What is another word for transmutations?

Pronunciation: [tɹansmjuːtˈe͡ɪʃənz] (IPA)

The word "transmutations" describes a process of changing or transforming something into a different form. Synonyms for this word include metamorphosis, transfiguration, alchemy, mutation, conversion, transmutation, and transmogrification. Each of these words captures the idea of a significant change or transformation taking place. For example, metamorphosis emphasizes a dramatic or profound change, while alchemy suggests a mysterious or magical transformation. Transmutation and transfiguration are similar to transmutations and imply a significant change from one form to another. Whether in scientific, spiritual, or literary contexts, these synonyms for transmutations help to convey the idea of profound and transformative change.
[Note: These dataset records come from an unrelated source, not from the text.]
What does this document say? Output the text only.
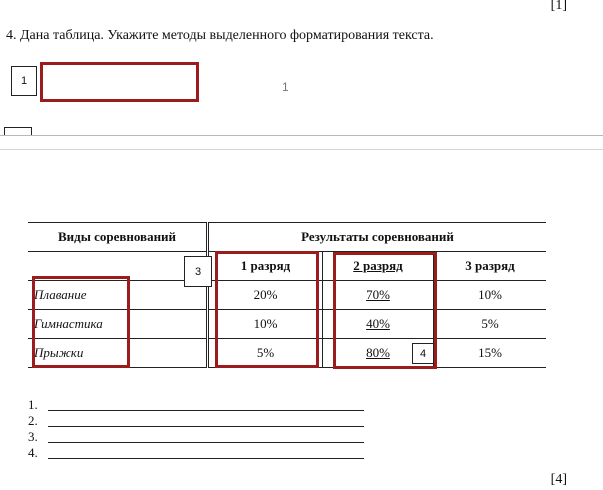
[1]
4. Дана таблица. Укажите методы выделенного форматирования текста.
1	1
Виды соревнований	Результаты соревнований		
	1 разряд	2 разряд	3 разряд
Плавание	20%	70%	10%
Гимнастика	10%	40%	5%
Прыжки	5%	80%	15%
3
4
1.
2.
3.
4.
[4]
Usage examples for Transmutations

And our North British Reviewer makes a similar comment: "The believer who is at liberty to invent any imaginary circumstances, will very generally be able to conceive some series of transmutations answering his wants."
"The Old Riddle and the Newest Answer"
John Gerard
It would therefore appear that environment should be all-potent to modify them and produce specific modifications, while the extreme rapidity with which they propagate their kind, and that unisexually, ought to require no vast extent of time to make such transmutations apparent.
"The Old Riddle and the Newest Answer"
John Gerard
The factors that govern human nature are so many and so complex, their transmutations and combinations are so numerous, that it is as well to tread cautiously, and to a very considerable extent leave the future to take care of itself.
"A Grammar of Freethought"
Chapman Cohen

Famous quotes with Transmutations

  • Plato wove together separate threads from three earlier philosophers: the mathematics of Pythagoras, the atomism of Demokritos, and the four elements of Empedokles. As happens with the best scientific syntheses, the resulting theory transformed the components from which it started, and was intellectually more powerful than any of them. For these geometrical atoms differed from those of Demokritos in having a number of definite shapes, governed by precise mathematical theorems; and furthermore, they were no longer immutable, but could change into one another in ways that could be related back to their geometrical compositions. As a result, Plato could envisage transmutations of a kind that Demokritos did not allow for, and so introduced a new, quantitative element into the analysis of material change. ...For the regular solids can all be built up from two simple triangles... the fundamental elements of his theory.
    Plato
  • But still less should the gold of rich men lazily sleep its heavy sleep in the urns and gloom of treasuries. This so weighty metal, when it becomes the associate of a fancy, assumes the most active virtues of the mind. It has her restless nature. Its essence is to vanish. It changes into all things, without being itself changed. It raises blocks of stone, pierces mountains, diverts rivers, opens the gates of fortresses and the most secret hearts; it enchains men; it dresses, it undresses women with an almost miraculous promptitude. It is truly the most abstract agent that exists, next to thought. But thought exchanges and envelops images only, whereas gold incites and promotes the transmutations of all real things into one another; itself remaining incorruptible, and passing untainted through all hands.